[April, 1995] Goth-in-Training
I did not go to sleep last night. Finished my Nabakov paper at 4:00, read until 5:30. Had two cups of coffee this morning, will have a couple more with lunch.
Back home, everything is so messy but comfortable.
Anita and I are just itching to go to the Village soon. Must get old Cure, Cocteau Twins! I always forget about the Cocteau Twins. Have to (want to) make a tape for Tim. Anita ate in a Denny’s 20 or 30 miles from Clarion*, the rednecks scared her lots.
I want this year to be over. And next year too. My procrastination problem is not good for Junior year.
If I can’t get the year to be over, I’ll settle for this class to be over. I never stayed up all night. Almost felt reborn, which was pretty cool/strange. Things started wavering in front of me though which wasn’t too great.
I’m hooked on Margaret Atwood’s The Robber Bride, it’s fun to read about havoc being wreaked.

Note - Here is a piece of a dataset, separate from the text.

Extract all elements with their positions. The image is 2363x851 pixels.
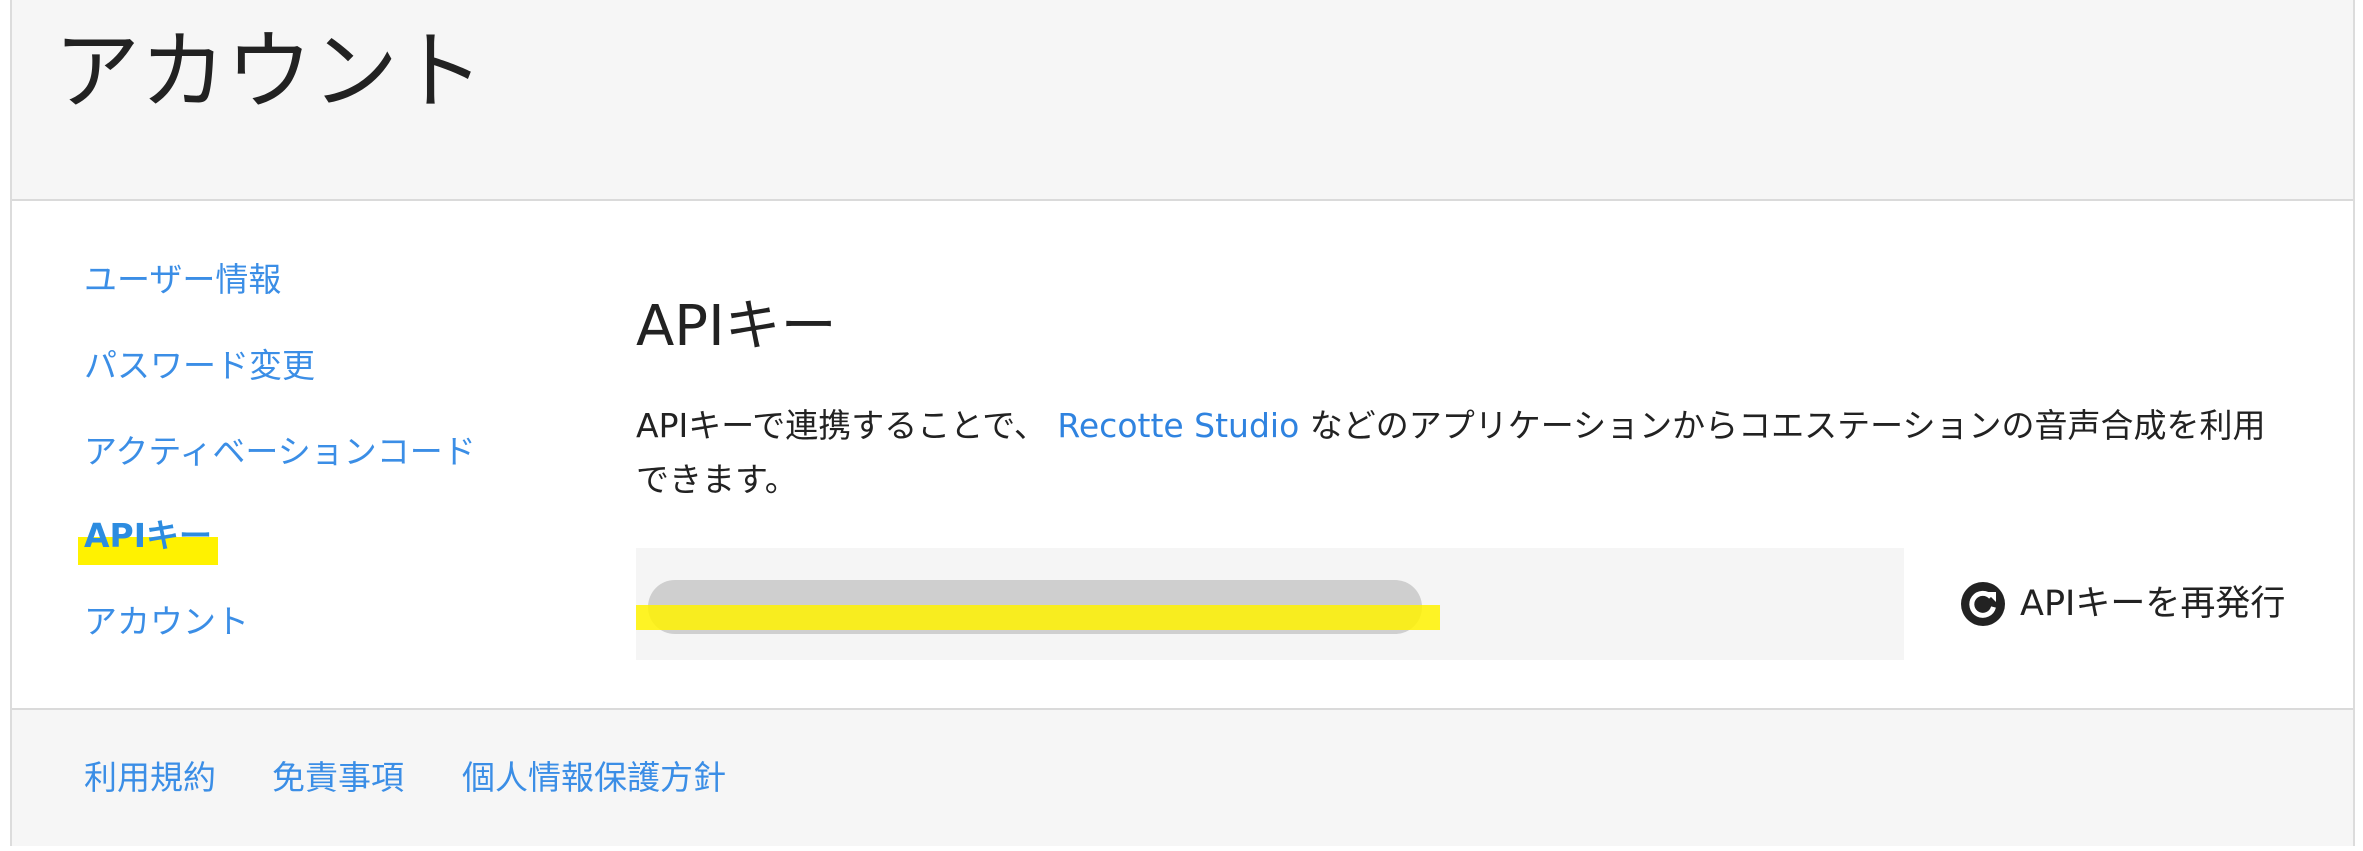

I’ll be honest, some of my later teen journal entries could probably be paraphrased as “blah blah music blah blah boys blah blah pretentious stuff blah blah.” Between the various literary and music references and comparing staying up all night to being “reborn,” I was one turtleneck and Fellini dissertation away from getting the gold in Competitive Pretentiousness. I’d like to say that future entries won’t be like this, but that would be a lie. As my thoughts get “deeper” and my tastes get darker and more (sometimes-) obscure, the pretentious factor is sure to rise. Remember, these are the musings of someone on the verge of becoming a goth: consider yourself duly warned.

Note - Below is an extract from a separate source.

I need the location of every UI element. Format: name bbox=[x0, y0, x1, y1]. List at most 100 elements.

Not all, or even half, but at least a small part of these gothic inklings could be credited to Tim (previously mentioned here and here, a pen pal (who I found through a friendship book) living in a small, narrow-minded town in Pennsylvania. He was depressed, angry, cute and had great music taste: a combination that would prove emotionally lethal for many years to come. He included his phone number in an early letter and, after calling him on a whim and talking for nearly two hours (documented in a journal entry dated a week prior to this one; trust me, you’re not missing anything), my crush was cemented.
The Cure and Cocteau Twins were two of Tim’s favorite bands, which he included in a mix tape for me (this is where I could go on and on about the wonder and sad departure of the mix tape, but I’ll spare you… this time). I was already familiar with some Cure, but not their colossally depressing earlier work (soon, fledgling goth, soon). Between the haunting music and the source of the mix tape from which it originated, it was no wonder I was keen to get more of their albums. Sure, it was partly to have more in common with my crush, but he did help me develop my love for these two bands. (To be fair, he also liked other bands, like Sugar, that never did it for me, so it wasn’t purely about impressing him. Only partly.)
Tim often complained of Clarion* being a hick town, where he was mocked and bullied and accused of being gay because of the way he dressed (lots of black) and wore his hair (longer than what was acceptable in those parts). I was lucky that my own days of being bullied were behind me and to be in New York City where my freak flag could fly more freely. I would be unfurling and waving that flag around quite a bit in the coming years.